Tremendous post, Balfegor.

AllenS said...

I read the article until I got to this: protesting the policies of the Bush administration, then I said, I'm outta here.

John said...

What Bush administration policies do you think she was protesting? And what do you want to bet whatever they were, the Obama administration has continued them.

traditionalguy said...

Best wishes to all for restored relationships in your families and a prosperous new year as we await the return of the Prince of Peace to the earth. It has been a pleasure to read all of the commenters at Althouse this year. And a special thanks to Crack Emcee for keeping me thinking straight in the midst of a world of distractions.

Skyler said...

It's good to know I'm not the only one that's never heard of Patti Smith. I guess I should wiki her. But since after reading the article and all these comments I still don't know who she is i figure my life will be fine without looking her up.

Michael Haz said...

I was searching the internet for discount Nike sneakers for my traditional family when I found this YouTube vid of Gilda Radner as Patti Smith.

MeTooThenMail said...

Long Time Reader, Maybe First Time Commenter.

(Can't remember.)

First: Merry Christmas, Festivus, what have you.

Second: Ms. Smith is a pretentious fraud. A very talented and influential musician, singer, songwriter, yes, but a fraud, as well.

As noted above (and please forgive my Humbug) which of the Bush policies did she so tirelessly work against and now with the election of Mr. Obama has she found it appropriate to cease?

1) DOMA, DADT?
2) Two wars? Support the troops, bring them home?
3) Deficit spending?
4) Poor economy (5% or less unemployment DJIA 13,000 vs. 17% U6 and all time highs for gold, devalued dollar)
5) Gitmo still open for business
6) Indefinite incarceration for "detainees?"
7) Overseas and domestic wiretapping?
8) Interpol now given immunity here in the USA and license to arrest US citizens? (A new one I know, but still reminiscent of BusHitler)

Need I go on?

Either she really opposed these and other issues as a matter of principle but remains silent now in an unprincipled fashion, or she only took up these issues for unprincipled reasons and she never did care about them.

The plain and simple truth is there is much confusion as to celebrity and stardom and what it means as compared to knowledge and wisdom in complex, dynamical, and often dangerous or precipitous systems.

That this should be obvious but is lost on so many is the main reason for the many historical cults of personality and worse.

Fie.

Oh, and Merry Christmas, etc.

Just sayin'.

The Crack Emcee said...

If I stopped reading about everyone who claims not to like the Bush administration, I wouldn't have hardly anything to read.
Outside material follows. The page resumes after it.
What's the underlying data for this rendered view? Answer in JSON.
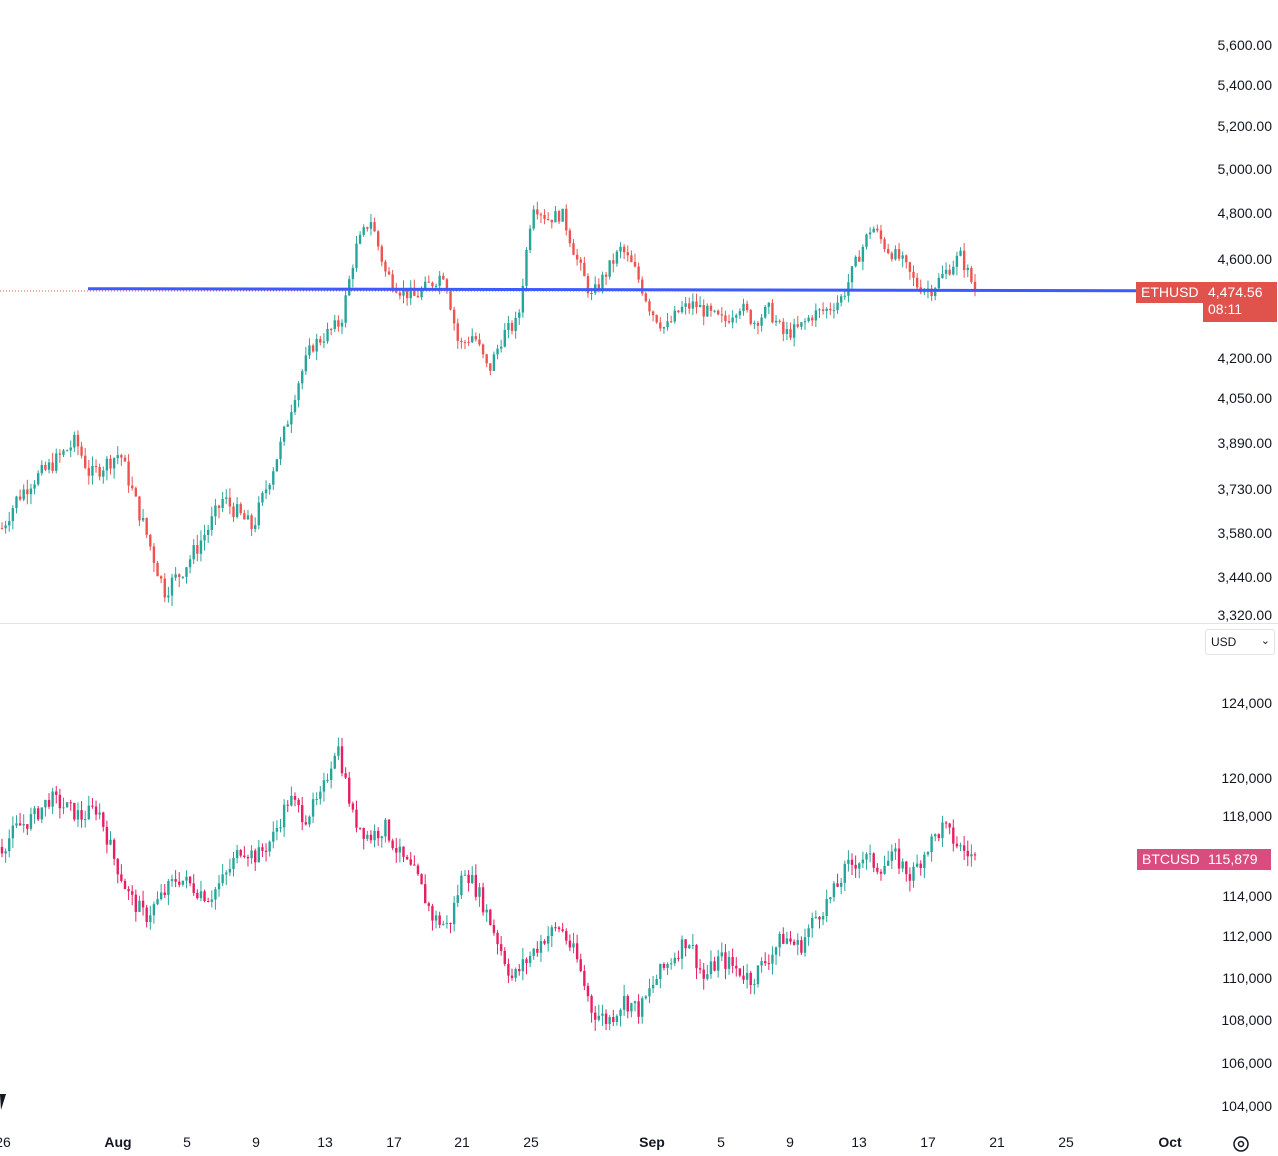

People, generally, are idiots - and, yea, frauds. But it wouldn't be so if more people called others on it.

Can't expect that from PBS, though - unless, of course, they're talking about the Bush administration.

The Crack Emcee said...

Traditionalguy,

I don't have too many spiritual types in my life, except online, but you're waaay up there on my list of the good ones. I don't know how this is going to read, but I think you and I prove an atheist can, ostensibly, adhere to acceptable Christian values, and a Christian can be seen as something other than gullible. A true lesson for many.

Merry Christmas, TG, you mean a lot to me.

Michael Haz said...

No doubt Ms. Smith protested against the Bush tax cuts by doubling down on her federal tax payments.

Old RPM Daddy said...

Late to this party, as usual. Don't know that much about Pattie Smith, except that her version of "Gloria" knocked my sox off, and that her take on "Land of a Thousand Dances" contains what must be the only instance of the phrase "ptuitary gland" in pop music lyrical history.

Was she doing stream-of-conciousness lyrics when she recorded that?

Wince said...

As a follow-up, found a link Boston Phoenix writer Al Giordano's behind-the-scenes account of Patti Smith joining the Dylan tour, beginning at the home of Patti Smith's parents, Jehovah's Witnesses, on Thanksgiving Day 1995.

Provides a good flavor of the scene at the time, the people involved and the relationships between them.